Suite du précédent. – Ministère de l’archevêque de
Toulouse.

M. de Brienne archevêque de Toulouse, n’avoit guère plus de sérieux réel dans l’esprit que M. de Calonne ; mais sa dignité de prêtre, jointe au désir constant d’arriver au ministère, lui avoit donné l’extérieur réfléchi d’un homme d’état, et il en avoit la réputation avant d’avoir été mis a portée de la démentir. Depuis quinze ans, il travailloit, par le crédit des subalternes, à se faire estimer de la reine ; mais le roi, qui n’aimoit pas les prêtres philosophes, s’étoit refusé constamment à le nommer ministre. Enfin il céda, car Louis XVI n’avoit pas de confiance en lui-même ; il n’est point d’homme qui eut été plus heureux d’être né roi d’Angleterre, c’est-à-dire de pouvoir connoître le vœu national avec certitude, pour se décider d’après cette infaillible lumière.

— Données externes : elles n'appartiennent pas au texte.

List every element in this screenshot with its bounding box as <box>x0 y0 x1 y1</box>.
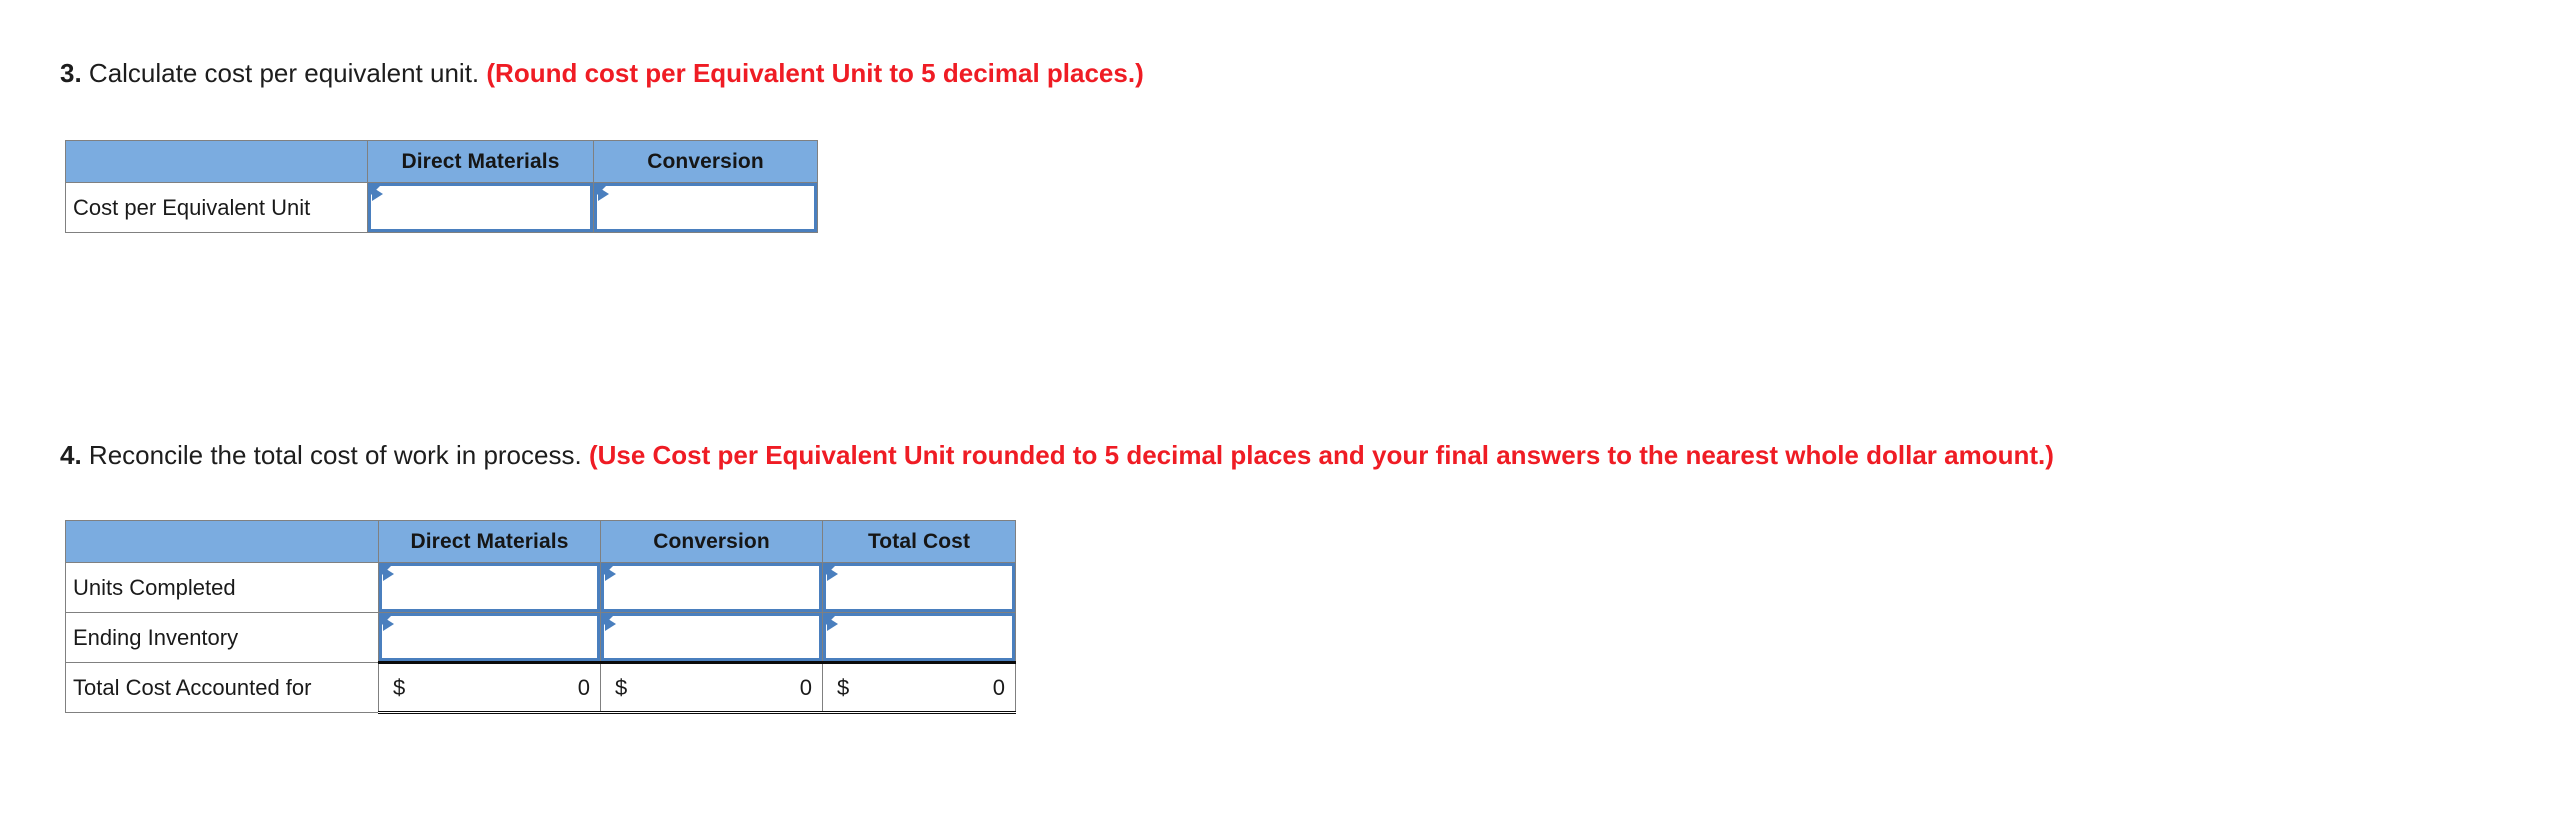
column-header-blank <box>65 520 379 563</box>
reconcile-total-cost-table: Direct Materials Conversion Total Cost U… <box>65 520 1016 714</box>
total-total-cost: $ 0 <box>822 661 1016 714</box>
column-header-conversion: Conversion <box>593 140 818 183</box>
column-header-conversion: Conversion <box>600 520 823 563</box>
currency-symbol: $ <box>393 674 406 700</box>
question-3-heading: 3. Calculate cost per equivalent unit. (… <box>60 58 1144 88</box>
input-cost-per-unit-conversion[interactable] <box>593 182 818 233</box>
input-marker-triangle-icon <box>827 617 838 631</box>
input-box[interactable] <box>594 183 817 232</box>
question-3-number: 3. <box>60 58 82 88</box>
question-4-text: Reconcile the total cost of work in proc… <box>88 440 582 470</box>
table-row-total: Total Cost Accounted for $ 0 $ 0 $ 0 <box>65 661 1016 714</box>
question-3-note: (Round cost per Equivalent Unit to 5 dec… <box>486 58 1144 88</box>
row-label-total-cost-accounted-for: Total Cost Accounted for <box>65 662 379 713</box>
input-marker-triangle-icon <box>605 567 616 581</box>
table-header-row: Direct Materials Conversion Total Cost <box>65 520 1016 563</box>
input-units-completed-conversion[interactable] <box>600 562 823 613</box>
input-marker-triangle-icon <box>372 187 383 201</box>
table-row: Ending Inventory <box>65 612 1016 663</box>
row-label-cost-per-equivalent-unit: Cost per Equivalent Unit <box>65 182 368 233</box>
input-cost-per-unit-direct-materials[interactable] <box>367 182 594 233</box>
question-3-text: Calculate cost per equivalent unit. <box>88 58 480 88</box>
total-conversion: $ 0 <box>600 661 823 714</box>
input-marker-triangle-icon <box>605 617 616 631</box>
input-marker-triangle-icon <box>383 617 394 631</box>
column-header-direct-materials: Direct Materials <box>367 140 594 183</box>
table-header-row: Direct Materials Conversion <box>65 140 818 183</box>
input-box[interactable] <box>823 563 1015 612</box>
total-value: 0 <box>577 674 590 700</box>
question-4-number: 4. <box>60 440 82 470</box>
column-header-direct-materials: Direct Materials <box>378 520 601 563</box>
input-box[interactable] <box>379 613 600 661</box>
input-units-completed-direct-materials[interactable] <box>378 562 601 613</box>
input-box[interactable] <box>823 613 1015 661</box>
input-ending-inventory-conversion[interactable] <box>600 612 823 663</box>
input-box[interactable] <box>379 563 600 612</box>
total-value: 0 <box>992 674 1005 700</box>
input-marker-triangle-icon <box>383 567 394 581</box>
table-row: Units Completed <box>65 562 1016 613</box>
column-header-blank <box>65 140 368 183</box>
input-box[interactable] <box>601 563 822 612</box>
question-4-heading: 4. Reconcile the total cost of work in p… <box>60 440 2054 470</box>
total-value: 0 <box>799 674 812 700</box>
question-4-note: (Use Cost per Equivalent Unit rounded to… <box>588 440 2054 470</box>
row-label-units-completed: Units Completed <box>65 562 379 613</box>
currency-symbol: $ <box>615 674 628 700</box>
input-ending-inventory-total-cost[interactable] <box>822 612 1016 663</box>
column-header-total-cost: Total Cost <box>822 520 1016 563</box>
total-direct-materials: $ 0 <box>378 661 601 714</box>
input-box[interactable] <box>601 613 822 661</box>
input-marker-triangle-icon <box>598 187 609 201</box>
currency-symbol: $ <box>837 674 850 700</box>
input-marker-triangle-icon <box>827 567 838 581</box>
input-ending-inventory-direct-materials[interactable] <box>378 612 601 663</box>
table-row: Cost per Equivalent Unit <box>65 182 818 233</box>
input-units-completed-total-cost[interactable] <box>822 562 1016 613</box>
cost-per-equivalent-unit-table: Direct Materials Conversion Cost per Equ… <box>65 140 818 233</box>
row-label-ending-inventory: Ending Inventory <box>65 612 379 663</box>
input-box[interactable] <box>368 183 593 232</box>
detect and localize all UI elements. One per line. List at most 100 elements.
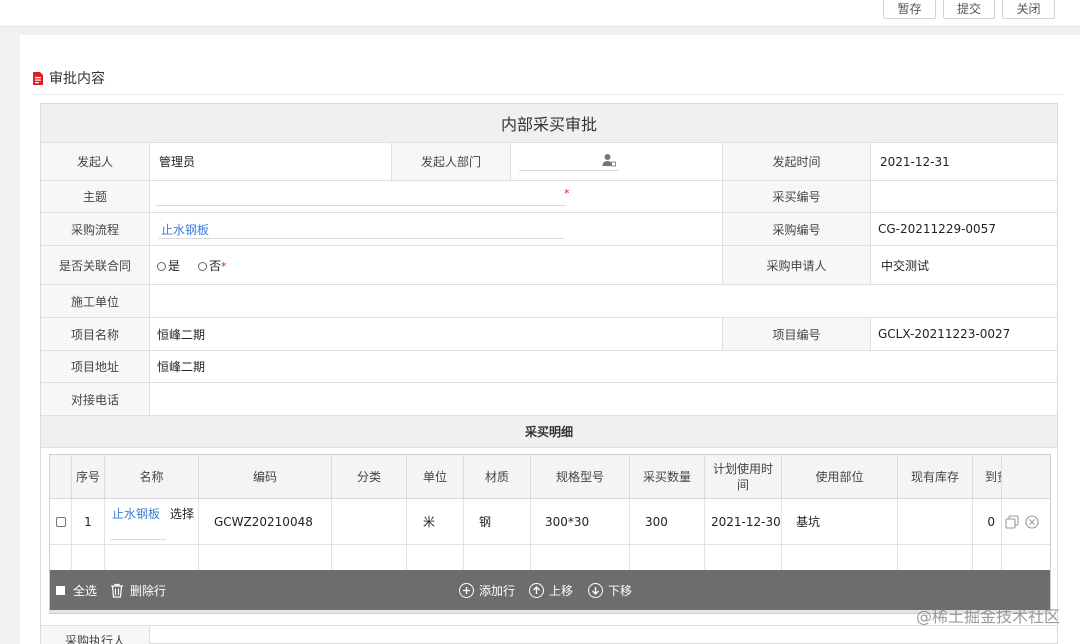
select-all-button[interactable]: 全选 [56, 570, 97, 610]
horizontal-scrollbar[interactable] [50, 610, 1050, 613]
linked-contract-field: 是 否* [150, 246, 723, 284]
initiator-dept-label: 发起人部门 [392, 143, 511, 180]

L’archevêque de Toulouse n’étoit ni assez éclairé pour être philosophe, ni assez ferme pour être despote ; il admirait tour à tour la conduite du cardinal de Richelieu, et les principes des encyclopédistes ; il tentoit des actes de force, mais il reculoit au premier obstacle ; et, en effet, il entreprenait des choses beaucoup trop difficiles pour être accomplies. Il proposa des impôts, celui du timbre en particulier. Les parlemens le rejetèrent, il fit tenir un lit de justice ; les parlemens cessèrent leurs fonctions de magistrats, il les exila ; personne ne voulut prendre leur place : enfin il imagina de leur substituer une cour plénière, composée de grands seigneurs ecclésiastiques et séculiers. Cette idée pouvoit être bonne, si c’étoit la chambre des pairs d’Angleterre qu’on avoit en vue ; mais il falloit y joindre une chambre de députés élus, puisque la cour plénière étoit nommée par le roi. Les parlemens pouvoient être renversés par les députés de la nation ; mais comment l’auroient-ils été par des grands seigneurs convoqués extraordinairement par le premier ministre ? Aussi les courtisans eux-mêmes refusèrent-ils de siéger dans cette assemblée, tant l’opinion y étoit contraire.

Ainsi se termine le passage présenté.